Inslee, who is also the cousin of Washington Gov. Jay Inslee, became the executive director in April, but had previously worked with the institute back when he worked with the Au Sable Institute of Environmental Studies.

The Au Sable Institute, which was based in Michigan, had established a second campus at Camp Casey in 1997, later selling 175 acres of land to the Pacific Rim Institute which Pelant founded to save the prairies from development.

Inslee lives in Edmonds and splits his time between the Pacific Rim Institute and Circlewood, a community of people on Camano Island that seeks to live in better harmony with people, the earth and faith.

Over the years, the Pacific Rim Institute has had many successes.
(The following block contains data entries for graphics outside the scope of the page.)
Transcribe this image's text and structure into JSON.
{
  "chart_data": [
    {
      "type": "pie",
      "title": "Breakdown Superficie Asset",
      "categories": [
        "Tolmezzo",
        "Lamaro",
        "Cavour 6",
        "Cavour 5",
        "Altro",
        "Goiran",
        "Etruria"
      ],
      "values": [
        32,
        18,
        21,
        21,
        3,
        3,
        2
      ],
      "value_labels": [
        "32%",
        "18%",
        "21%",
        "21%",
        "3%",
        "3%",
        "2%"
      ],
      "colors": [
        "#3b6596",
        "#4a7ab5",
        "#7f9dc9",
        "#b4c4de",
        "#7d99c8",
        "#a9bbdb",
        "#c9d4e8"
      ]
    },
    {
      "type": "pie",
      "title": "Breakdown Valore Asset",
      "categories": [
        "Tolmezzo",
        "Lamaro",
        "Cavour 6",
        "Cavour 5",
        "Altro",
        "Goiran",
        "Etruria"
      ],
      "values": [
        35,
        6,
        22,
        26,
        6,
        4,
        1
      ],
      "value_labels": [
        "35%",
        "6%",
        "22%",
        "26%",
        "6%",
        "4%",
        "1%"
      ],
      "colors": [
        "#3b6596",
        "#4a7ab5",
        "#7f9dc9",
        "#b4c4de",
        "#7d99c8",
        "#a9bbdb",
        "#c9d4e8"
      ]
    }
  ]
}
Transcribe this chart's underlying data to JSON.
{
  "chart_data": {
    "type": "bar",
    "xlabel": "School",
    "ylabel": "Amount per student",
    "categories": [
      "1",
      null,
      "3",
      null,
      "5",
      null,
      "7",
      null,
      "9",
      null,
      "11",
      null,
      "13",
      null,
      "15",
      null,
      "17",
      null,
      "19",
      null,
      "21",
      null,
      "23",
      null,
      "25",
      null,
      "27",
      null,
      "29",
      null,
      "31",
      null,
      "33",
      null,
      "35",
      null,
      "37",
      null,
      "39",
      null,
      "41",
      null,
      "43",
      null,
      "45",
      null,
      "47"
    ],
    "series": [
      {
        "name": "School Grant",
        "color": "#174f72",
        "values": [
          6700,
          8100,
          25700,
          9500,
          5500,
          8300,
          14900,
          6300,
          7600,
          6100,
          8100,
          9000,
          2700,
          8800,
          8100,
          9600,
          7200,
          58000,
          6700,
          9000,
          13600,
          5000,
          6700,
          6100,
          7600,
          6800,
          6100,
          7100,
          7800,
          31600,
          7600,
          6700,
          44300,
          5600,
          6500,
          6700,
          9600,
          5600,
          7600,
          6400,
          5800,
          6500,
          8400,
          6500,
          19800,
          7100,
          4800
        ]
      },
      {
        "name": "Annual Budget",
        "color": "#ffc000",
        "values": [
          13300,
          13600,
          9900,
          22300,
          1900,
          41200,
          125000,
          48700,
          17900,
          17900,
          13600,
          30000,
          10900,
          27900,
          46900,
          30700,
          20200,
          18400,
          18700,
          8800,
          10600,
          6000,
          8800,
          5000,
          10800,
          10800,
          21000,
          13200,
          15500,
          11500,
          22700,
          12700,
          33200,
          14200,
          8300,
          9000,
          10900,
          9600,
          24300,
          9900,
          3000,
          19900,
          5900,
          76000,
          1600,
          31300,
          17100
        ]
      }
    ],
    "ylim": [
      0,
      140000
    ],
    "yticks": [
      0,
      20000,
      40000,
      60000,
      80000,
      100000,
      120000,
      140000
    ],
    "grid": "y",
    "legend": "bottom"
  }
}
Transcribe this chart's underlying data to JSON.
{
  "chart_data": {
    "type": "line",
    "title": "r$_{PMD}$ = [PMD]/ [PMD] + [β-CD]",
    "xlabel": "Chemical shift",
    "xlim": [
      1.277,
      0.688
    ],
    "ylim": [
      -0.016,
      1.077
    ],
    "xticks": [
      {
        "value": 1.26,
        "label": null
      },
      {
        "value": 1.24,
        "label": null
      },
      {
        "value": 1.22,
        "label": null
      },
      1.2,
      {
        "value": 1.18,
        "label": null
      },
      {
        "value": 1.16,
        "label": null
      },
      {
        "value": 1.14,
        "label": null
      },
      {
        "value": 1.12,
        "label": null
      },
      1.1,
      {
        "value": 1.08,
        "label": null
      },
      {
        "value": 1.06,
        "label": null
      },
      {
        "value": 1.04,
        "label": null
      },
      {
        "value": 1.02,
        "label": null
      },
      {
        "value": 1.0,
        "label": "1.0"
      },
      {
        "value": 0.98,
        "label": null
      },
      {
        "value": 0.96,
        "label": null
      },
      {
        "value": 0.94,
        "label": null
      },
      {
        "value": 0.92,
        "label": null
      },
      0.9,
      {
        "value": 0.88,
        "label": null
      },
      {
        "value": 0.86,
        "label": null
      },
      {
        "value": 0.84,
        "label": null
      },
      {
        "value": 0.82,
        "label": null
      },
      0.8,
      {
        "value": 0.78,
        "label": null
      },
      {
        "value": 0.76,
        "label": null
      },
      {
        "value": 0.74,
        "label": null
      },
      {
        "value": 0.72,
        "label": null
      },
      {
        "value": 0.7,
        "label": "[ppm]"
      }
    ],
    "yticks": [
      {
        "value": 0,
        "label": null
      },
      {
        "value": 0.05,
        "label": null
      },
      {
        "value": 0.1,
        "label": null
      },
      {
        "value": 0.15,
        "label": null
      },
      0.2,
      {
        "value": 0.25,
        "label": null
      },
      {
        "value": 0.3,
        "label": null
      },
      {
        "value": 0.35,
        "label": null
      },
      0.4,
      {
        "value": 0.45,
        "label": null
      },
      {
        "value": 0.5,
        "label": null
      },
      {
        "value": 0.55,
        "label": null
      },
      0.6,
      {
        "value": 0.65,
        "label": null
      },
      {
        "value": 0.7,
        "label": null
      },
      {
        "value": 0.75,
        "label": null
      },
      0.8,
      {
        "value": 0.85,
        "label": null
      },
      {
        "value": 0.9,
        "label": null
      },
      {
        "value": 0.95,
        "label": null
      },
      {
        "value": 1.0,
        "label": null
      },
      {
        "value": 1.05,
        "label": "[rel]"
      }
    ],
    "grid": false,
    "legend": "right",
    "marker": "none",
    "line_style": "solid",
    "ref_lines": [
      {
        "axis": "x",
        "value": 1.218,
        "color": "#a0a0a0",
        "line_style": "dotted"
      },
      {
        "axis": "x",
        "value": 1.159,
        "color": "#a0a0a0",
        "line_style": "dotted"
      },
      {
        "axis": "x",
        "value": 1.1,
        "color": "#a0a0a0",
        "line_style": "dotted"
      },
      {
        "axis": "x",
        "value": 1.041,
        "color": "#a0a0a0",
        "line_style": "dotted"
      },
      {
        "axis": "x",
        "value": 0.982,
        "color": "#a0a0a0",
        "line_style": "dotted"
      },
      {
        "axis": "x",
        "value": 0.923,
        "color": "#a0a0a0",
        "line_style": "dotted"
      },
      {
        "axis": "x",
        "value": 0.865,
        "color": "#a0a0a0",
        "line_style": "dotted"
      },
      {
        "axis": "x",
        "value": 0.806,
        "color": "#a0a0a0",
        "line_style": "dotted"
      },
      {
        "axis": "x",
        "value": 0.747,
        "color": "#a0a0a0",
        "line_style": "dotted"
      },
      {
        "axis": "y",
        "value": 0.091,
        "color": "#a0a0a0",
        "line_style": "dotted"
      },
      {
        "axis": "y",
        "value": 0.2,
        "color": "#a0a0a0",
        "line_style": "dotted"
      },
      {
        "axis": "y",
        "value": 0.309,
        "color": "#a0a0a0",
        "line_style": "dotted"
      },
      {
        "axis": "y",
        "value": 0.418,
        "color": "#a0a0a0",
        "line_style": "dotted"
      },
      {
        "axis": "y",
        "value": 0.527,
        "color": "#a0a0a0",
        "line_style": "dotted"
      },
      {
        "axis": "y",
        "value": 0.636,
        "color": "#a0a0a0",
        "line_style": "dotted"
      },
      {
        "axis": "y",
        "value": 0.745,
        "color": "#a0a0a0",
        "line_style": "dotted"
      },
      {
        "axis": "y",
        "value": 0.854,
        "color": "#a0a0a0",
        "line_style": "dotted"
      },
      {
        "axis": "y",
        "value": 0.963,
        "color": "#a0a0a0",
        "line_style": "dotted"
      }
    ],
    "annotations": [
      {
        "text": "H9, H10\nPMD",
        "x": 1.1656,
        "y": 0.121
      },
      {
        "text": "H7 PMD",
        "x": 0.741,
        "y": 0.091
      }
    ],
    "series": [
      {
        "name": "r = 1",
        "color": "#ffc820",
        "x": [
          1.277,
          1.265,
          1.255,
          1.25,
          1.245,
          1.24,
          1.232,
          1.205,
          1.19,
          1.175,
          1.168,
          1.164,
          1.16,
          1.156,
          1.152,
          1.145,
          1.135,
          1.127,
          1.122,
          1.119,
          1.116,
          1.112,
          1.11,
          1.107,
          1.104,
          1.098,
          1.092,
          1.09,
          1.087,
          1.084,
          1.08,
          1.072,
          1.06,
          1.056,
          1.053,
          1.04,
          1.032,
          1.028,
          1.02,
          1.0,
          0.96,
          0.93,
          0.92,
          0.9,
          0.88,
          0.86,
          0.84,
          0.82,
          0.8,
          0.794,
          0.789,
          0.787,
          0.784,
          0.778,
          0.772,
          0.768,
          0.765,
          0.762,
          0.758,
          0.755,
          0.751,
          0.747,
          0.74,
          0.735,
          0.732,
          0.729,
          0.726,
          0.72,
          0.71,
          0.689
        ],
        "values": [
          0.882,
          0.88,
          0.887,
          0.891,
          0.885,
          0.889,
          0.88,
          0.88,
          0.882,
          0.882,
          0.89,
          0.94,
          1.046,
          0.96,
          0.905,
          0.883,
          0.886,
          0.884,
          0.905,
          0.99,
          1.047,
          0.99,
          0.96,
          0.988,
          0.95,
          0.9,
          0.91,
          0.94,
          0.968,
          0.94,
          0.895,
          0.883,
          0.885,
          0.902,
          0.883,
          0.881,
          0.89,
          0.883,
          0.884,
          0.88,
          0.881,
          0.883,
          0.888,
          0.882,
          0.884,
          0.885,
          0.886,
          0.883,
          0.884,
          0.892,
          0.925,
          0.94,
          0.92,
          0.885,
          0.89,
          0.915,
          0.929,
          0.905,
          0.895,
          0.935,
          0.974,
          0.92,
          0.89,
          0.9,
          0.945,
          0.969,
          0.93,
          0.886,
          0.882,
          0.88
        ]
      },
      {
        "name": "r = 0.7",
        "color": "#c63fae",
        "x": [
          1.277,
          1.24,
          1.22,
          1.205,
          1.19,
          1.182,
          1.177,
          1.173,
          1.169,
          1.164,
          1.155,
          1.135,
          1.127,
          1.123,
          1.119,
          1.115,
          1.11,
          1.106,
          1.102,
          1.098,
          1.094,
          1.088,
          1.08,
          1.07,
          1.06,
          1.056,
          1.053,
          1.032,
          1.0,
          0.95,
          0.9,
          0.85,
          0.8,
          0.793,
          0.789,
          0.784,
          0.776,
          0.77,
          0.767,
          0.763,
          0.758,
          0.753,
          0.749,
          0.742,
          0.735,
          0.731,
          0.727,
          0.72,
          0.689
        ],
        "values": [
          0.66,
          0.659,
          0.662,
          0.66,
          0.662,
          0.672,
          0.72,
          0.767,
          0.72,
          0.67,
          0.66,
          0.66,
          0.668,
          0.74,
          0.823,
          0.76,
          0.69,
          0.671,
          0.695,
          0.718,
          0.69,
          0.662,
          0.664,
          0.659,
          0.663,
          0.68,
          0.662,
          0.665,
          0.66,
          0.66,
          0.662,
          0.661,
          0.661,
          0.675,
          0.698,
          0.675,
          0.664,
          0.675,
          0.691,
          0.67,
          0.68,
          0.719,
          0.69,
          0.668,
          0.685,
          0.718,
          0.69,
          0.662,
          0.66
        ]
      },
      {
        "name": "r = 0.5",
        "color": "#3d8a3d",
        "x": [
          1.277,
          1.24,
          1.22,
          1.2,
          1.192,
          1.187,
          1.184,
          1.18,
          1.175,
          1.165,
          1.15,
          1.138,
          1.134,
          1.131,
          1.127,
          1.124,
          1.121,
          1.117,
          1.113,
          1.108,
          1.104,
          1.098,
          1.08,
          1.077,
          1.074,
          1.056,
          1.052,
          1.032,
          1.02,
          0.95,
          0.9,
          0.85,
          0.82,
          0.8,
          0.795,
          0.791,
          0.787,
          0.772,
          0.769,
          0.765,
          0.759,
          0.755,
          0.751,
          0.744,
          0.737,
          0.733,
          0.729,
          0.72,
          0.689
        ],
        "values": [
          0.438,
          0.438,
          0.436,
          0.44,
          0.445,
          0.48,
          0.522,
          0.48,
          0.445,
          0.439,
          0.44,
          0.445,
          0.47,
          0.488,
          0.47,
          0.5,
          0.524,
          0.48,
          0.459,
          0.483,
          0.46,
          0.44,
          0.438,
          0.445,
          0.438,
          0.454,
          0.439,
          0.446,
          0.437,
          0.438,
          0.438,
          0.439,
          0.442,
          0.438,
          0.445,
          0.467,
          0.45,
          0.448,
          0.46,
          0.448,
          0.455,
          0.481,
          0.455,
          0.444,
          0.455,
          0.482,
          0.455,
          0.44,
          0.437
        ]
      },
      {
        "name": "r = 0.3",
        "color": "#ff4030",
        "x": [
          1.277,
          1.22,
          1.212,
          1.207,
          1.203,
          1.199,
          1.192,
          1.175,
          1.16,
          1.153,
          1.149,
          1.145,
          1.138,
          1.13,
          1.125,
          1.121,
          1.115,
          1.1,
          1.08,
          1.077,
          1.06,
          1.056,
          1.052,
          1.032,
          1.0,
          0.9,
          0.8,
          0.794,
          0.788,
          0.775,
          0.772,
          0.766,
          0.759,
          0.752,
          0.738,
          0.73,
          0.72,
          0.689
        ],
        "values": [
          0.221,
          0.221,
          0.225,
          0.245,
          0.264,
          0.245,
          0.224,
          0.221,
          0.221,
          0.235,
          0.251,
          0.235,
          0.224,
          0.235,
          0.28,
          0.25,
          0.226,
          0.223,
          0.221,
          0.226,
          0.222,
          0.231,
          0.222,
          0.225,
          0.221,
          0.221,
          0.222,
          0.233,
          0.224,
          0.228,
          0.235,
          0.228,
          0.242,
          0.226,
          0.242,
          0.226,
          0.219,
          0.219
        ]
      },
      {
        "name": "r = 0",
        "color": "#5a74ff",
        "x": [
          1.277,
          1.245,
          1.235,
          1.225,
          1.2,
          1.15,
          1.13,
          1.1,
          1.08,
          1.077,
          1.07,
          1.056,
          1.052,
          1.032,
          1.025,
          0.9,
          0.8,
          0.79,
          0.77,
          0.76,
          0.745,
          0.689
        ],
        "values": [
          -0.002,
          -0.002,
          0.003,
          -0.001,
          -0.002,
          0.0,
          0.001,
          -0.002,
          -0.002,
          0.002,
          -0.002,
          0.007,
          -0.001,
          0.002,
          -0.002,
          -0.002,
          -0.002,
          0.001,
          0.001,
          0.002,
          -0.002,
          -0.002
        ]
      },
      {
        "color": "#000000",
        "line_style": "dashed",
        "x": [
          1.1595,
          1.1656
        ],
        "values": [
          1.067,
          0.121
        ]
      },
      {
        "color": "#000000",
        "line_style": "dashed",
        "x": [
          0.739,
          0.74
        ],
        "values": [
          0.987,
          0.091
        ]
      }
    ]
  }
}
In particular, in 2023, the institute’s contributions helped remove the golden paintbrush from the Endangered Species Act’s list.

While this was a great accomplishment, Inslee and his team are already looking at other species to remove from that list, such as Taylor’s checkerspot, a species that risks going extinct due to severe weather events and invasive species.

The good news, Inslee said, is that the golden paintbrush — which the institute has in abundance — is one of the butterfly’s main food sources.

The Pacific Rim Institute is currently working with the Whidbey Camano Land Trust and the Navy to put most of the 175 acres of land into a conservation easement in 2025, which would protect the prairies from future development.

The institute is also thinking of creating more opportunities for youth, such as ecological restoration internships, which according to Inslee might become a reality this fall.

In May, the Pacific Rim Institute hosted the annual Camas Bake, a four-day event coordinated by the Coast Salish Youth Coalition that brings together over a hundred indigenous people from local tribes who come to share the tradition of camas prairie management and to cook camas and venison meat.

Following the event, Inslee felt inspired to look into more ways to strengthen relationships with indigenous groups and the surrounding community. After he landed the job, he was impressed to see how important the institute is to many people.

“(Robert) has created an organization that’s so heavily embedded in the community and so intimately connected with other like-minded organizations,” he said. “It really takes a person who has that relationship building capacity to run what he has built.”

A previous version of this story inaccurately stated Forrest Inslee worked for the Au Sable Institute, when in fact he had worked with the institute. Furthermore, the story reported that the camas is one of the main food sources for the Taylor’s checkerspot butterfly, when it’s actually the golden paintbrush. We regret the errors.